Per i popoli tradizionali dell’Amazzonia, invece, conoscere la natura è un atto spirituale, intriso di una comprensione etica di cura di quella che è la madre e la fonte dell’uguaglianza di tutti gli esseri. Nella razionalità dei popoli dell’Amazzonia, cioè nel loro modo di vivere e di pensare, la natura è percepita come matrice, utero che dà la vita, con la quale l’essere umano è ombelicamente legato. Partecipare della sua vita richiede un’altra logica, diversa da quella della materializzazione e riduzione a cosa della natura, che porta ad una concezione di sviluppo che depreda la terra.
L’Amazzonia ci sfida ad imparare la resistenza dei suoi popoli e la sua dinamica cosmico-biologica. Questo significa contribuire all’elaborazione di una visione alternativa dell’Amazzonia che faccia fronte ai meccanismi di dominio che oggi arrivano in questa realtà con il nome di “sviluppo sostenibile”, monoculture, migrazioni forzate, poli industriali e altro. Questa visione deve tenere conto dei doveri che l’uomo ha verso l’ambiente naturale, il suo uso rappresenta per tutti una responsabilità verso i poveri, le generazioni future e l’umanità intera.
Questa prospettiva è la base per riflettere sulla sostenibilità, che è la capacità che ha l’azione umana o di una società di soddisfare le sue necessità di base a tempo indeterminato, senza mettere a rischio l’esaurimento, la qualità e l’uso abusivo delle sue risorse naturali.
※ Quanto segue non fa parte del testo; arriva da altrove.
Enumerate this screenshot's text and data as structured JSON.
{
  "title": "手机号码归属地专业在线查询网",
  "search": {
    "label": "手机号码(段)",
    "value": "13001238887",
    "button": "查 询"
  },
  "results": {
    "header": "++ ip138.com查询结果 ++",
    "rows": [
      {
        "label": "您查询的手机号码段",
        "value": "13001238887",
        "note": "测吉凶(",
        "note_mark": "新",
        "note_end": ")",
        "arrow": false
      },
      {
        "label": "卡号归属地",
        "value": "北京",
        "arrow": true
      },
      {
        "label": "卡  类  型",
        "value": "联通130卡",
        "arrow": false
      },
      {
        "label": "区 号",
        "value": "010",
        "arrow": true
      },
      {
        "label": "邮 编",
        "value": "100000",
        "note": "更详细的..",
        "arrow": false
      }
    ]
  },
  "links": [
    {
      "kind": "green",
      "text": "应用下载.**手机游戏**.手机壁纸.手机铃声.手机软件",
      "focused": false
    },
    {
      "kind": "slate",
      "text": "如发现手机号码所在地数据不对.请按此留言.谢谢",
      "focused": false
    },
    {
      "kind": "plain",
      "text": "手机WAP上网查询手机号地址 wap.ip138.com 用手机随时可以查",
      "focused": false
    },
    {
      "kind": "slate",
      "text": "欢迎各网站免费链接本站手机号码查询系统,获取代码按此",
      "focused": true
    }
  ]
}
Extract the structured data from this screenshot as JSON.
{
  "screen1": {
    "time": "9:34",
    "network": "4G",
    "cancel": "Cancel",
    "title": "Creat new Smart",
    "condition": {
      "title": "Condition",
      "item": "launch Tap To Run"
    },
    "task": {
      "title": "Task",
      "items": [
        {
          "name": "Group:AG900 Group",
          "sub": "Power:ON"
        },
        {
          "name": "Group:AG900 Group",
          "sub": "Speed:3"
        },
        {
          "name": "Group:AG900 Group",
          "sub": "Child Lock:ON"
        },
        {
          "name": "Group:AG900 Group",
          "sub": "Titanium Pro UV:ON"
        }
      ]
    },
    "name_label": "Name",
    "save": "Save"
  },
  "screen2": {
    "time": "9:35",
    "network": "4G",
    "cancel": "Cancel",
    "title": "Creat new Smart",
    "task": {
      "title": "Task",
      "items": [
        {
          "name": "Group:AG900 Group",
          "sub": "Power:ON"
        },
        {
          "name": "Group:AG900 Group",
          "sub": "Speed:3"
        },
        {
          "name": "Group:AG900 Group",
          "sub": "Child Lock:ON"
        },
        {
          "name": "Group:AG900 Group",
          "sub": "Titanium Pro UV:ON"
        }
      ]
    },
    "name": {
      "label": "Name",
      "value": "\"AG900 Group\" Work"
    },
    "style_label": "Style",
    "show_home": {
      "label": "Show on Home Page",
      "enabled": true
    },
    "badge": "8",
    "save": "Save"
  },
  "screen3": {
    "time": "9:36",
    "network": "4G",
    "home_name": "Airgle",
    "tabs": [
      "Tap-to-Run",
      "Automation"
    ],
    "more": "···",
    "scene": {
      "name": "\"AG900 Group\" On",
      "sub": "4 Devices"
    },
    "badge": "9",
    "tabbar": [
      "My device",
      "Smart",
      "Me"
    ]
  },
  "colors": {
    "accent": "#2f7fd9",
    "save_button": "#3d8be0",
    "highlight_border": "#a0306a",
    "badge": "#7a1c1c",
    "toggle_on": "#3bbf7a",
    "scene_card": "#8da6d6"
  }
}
La questione ambientale non si riduce quindi alla necessità di proteggere la diversità biologica per mantenere l’equilibrio ecologico del pianeta, ma cerca anche di valorizzare la diversità etnica e culturale della specie umana e di alimentare diverse forme di uso produttivo della biodiversità, in armonia con la natura. In questo contesto è importante valorizzare le forme mitologiche e i rituali dei popoli indigeni, che aiutano la valorizzazione del corpo e della terra, che ricordano costantemente il valore sacro di tutti i tipi di vita e della nostra dipendenza dalla terra e gli uni dagli altri. L’apertura alla vita è al centro del vero sviluppo.
Nella foresta è impossibile essere agnostico o ateo. La relazione con Dio è semplice e spontanea, senza dualismi. Oggi, in maniera generale, chi sperimenta di più la sacralità della foresta sono gli scienziati. Oggi ecologisti, scienziati e fisici parlano con entusiasmo degli ineffabili misteri della creazione. La foresta non è solo uno scenario inanimato di colori. È un tempio. I nostri avi avevano saputo comprendere questo fatto e sono stati capaci di sviluppare un’intima e amorosa relazione con essa.
Navigando sui fiumi, il modo più tipico di viaggiare in Amazzonia, impariamo ad essere contemplativi. I popoli indigeni hanno saputo nei secoli capire la “grammatica” che indica finalità e criteri per un utilizzo sapiente, non strumentale e arbitrario. È necessario comprendere la necessità di una opzione etica e spirituale per risolvere l’antagonismo oggi esistente tra l’essere umano e la natura.